En photographie comme pour le cinéma ou la littérature, c’est l’époque de la remise des prix. Le Cannes du photojournalisme, c’est Perpignan avec son festival annuel « Visa pour l’image ». Le « Visa d’Or News » a été décerné cette année à Bülent Kiliç pour cette photographie publiée hier dans la presse. Il n’est pas étonnant que ce soit le thème des migrants qui ait été à l’honneur cette année et ce n’est pas sur ce point que je me permettrai de porter un jugement.

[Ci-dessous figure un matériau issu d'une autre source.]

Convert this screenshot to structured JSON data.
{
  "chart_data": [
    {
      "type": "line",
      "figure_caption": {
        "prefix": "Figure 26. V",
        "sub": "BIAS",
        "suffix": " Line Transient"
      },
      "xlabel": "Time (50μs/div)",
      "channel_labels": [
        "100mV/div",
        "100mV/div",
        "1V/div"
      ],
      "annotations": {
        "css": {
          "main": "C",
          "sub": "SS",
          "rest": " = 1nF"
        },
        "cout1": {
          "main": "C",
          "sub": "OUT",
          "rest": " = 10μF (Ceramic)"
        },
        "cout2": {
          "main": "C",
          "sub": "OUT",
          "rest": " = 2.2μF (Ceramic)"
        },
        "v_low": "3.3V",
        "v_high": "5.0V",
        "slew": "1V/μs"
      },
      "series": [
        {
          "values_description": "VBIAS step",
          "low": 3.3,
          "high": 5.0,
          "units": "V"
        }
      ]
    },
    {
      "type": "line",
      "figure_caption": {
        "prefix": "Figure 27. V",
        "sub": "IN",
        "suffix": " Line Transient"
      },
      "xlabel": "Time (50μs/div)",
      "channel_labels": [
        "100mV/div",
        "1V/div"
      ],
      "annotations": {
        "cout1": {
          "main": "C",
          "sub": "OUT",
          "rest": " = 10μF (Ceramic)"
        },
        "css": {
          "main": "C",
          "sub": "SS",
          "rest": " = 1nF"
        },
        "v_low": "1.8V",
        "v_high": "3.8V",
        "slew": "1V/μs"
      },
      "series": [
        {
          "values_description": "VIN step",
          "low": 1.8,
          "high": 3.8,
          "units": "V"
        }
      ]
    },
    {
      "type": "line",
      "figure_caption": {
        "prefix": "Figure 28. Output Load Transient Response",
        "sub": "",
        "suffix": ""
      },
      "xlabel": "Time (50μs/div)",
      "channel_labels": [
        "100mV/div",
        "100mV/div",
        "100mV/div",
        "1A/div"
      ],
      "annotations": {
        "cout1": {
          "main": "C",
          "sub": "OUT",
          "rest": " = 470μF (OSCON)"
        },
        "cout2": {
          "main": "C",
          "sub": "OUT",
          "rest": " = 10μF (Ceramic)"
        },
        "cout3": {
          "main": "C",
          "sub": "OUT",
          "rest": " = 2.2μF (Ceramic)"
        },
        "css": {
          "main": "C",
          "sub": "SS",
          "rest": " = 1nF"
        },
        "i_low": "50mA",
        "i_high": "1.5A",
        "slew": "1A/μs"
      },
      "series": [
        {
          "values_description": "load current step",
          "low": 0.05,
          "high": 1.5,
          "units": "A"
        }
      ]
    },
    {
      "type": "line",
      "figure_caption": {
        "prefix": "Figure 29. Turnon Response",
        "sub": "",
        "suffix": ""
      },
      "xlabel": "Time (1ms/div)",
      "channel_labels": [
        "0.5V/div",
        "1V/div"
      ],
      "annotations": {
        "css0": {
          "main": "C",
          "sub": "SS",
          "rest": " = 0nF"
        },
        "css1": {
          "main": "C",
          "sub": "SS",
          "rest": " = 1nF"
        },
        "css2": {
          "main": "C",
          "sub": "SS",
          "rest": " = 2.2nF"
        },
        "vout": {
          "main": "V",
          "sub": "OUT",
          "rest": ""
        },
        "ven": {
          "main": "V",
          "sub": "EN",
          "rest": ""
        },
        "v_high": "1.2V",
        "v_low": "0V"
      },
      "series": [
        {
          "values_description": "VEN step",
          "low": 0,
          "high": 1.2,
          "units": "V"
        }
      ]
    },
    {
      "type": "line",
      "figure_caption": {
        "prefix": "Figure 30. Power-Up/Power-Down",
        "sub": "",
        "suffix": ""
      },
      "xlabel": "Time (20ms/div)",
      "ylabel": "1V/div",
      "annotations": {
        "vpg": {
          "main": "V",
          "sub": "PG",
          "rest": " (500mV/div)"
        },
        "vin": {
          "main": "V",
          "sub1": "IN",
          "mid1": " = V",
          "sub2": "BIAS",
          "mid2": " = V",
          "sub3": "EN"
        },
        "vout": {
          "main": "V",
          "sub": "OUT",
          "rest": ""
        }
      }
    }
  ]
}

Quand je regarde cette image (car comme pour celle du petit Aylan, ne parlons pas de photographie…), je ne puis m’empêcher de dénoncer une supercherie qui fait honte à la profession. En effet, tout laisse apparaître qu’elle a été fabriquée : il fallait des migrants, des barbelés, il ne manquait plus que de leur demander de poser, de suspendre leur fuite quelques secondes le temps que le photographe fasse ses réglages. Dans cette mise en scène surréaliste, il esquisse même un sourire dérisoire, celui qui semble être le père de la fillette, qui est la seule à afficher un regard grave, comme accusateur envers ce photographe qui lui, fait son miel de son malheur à elle. Mais je ne lui jette pas la pierre gratuitement à ce photographe, ce serait trop facile.
Il faut comprendre qu’à notre époque, où le monde occidental bien-pensant se rengorge d’une information de qualité, le photojournaliste ne fait que répondre à un cahier des charges. Il est aux ordres d’un système médiatique qui prescrit ce qui doit être diffusé, ce qui doit être pensé. Jadis, le photographe proposait un sujet avec son regard. Je pense au reportage d’Henri Cartier-Bresson en URSS (1954), en pleine guerre froide, publié par la plupart des magazines de l’époque : Life (The People of Russia – photos by Cartier Bresson), Paris-Match (le peuple russe vu et photographié par Henri Cartier-Bresson), Die Stern etc… Qu’a-t-il montré ? Des chars d’assaut, des missiles, des défilés militaires pour effrayer le lecteur occidental de la menace soviétique qui pesait sur le monde libre ? Que nenni : toutes ses photographies en noir et blanc montrent le quotidien des Russes, tout simplement mais avec justesse et sans emphase de mauvais aloi. De nos jours, il faut mettre de la couleur sur l’horreur, le photographe est devenu un tâcheron misérable au service d’une mascarade d’information avec des effets de loupe qui font oublier le reste. On m’objectera (car je sais par avance que la profession sera en désaccord avec mes propos, voire en colère…) la précarité actuelle du photojournaliste responsable de cette évolution. Ainsi, il s’agirait donc de prostitution pour le photojournaliste et de proxénétisme pour ses commanditaires ? Et ces prix dérisoires qu’on leur décerne ne seraient que des susucres pour leur montrer qu’on leur témoigne quand même une petite reconnaissance que les grands médias leur refusent ?
Le vrai photojournalisme, dans toute sa noblesse, est devenu rare. Même les agences de photographes censées protéger leurs intérêts vendent leur âme, parfois à des fonds de pensions américains… La solution pour conserver un regard clair, sain, non corrompu ? Ne pas exclusivement dépendre de son regard pour manger, c’est éviter la tentation de scandaleuses compromissions…
6 septembre 2015 à 15 03 08 09089
Je crois, malheureusement, qu’aujourd’hui toutes les professions imposent des compromis… le photo-journalisme n’y échappe pas, car c’est devenu seulement ça, une profession.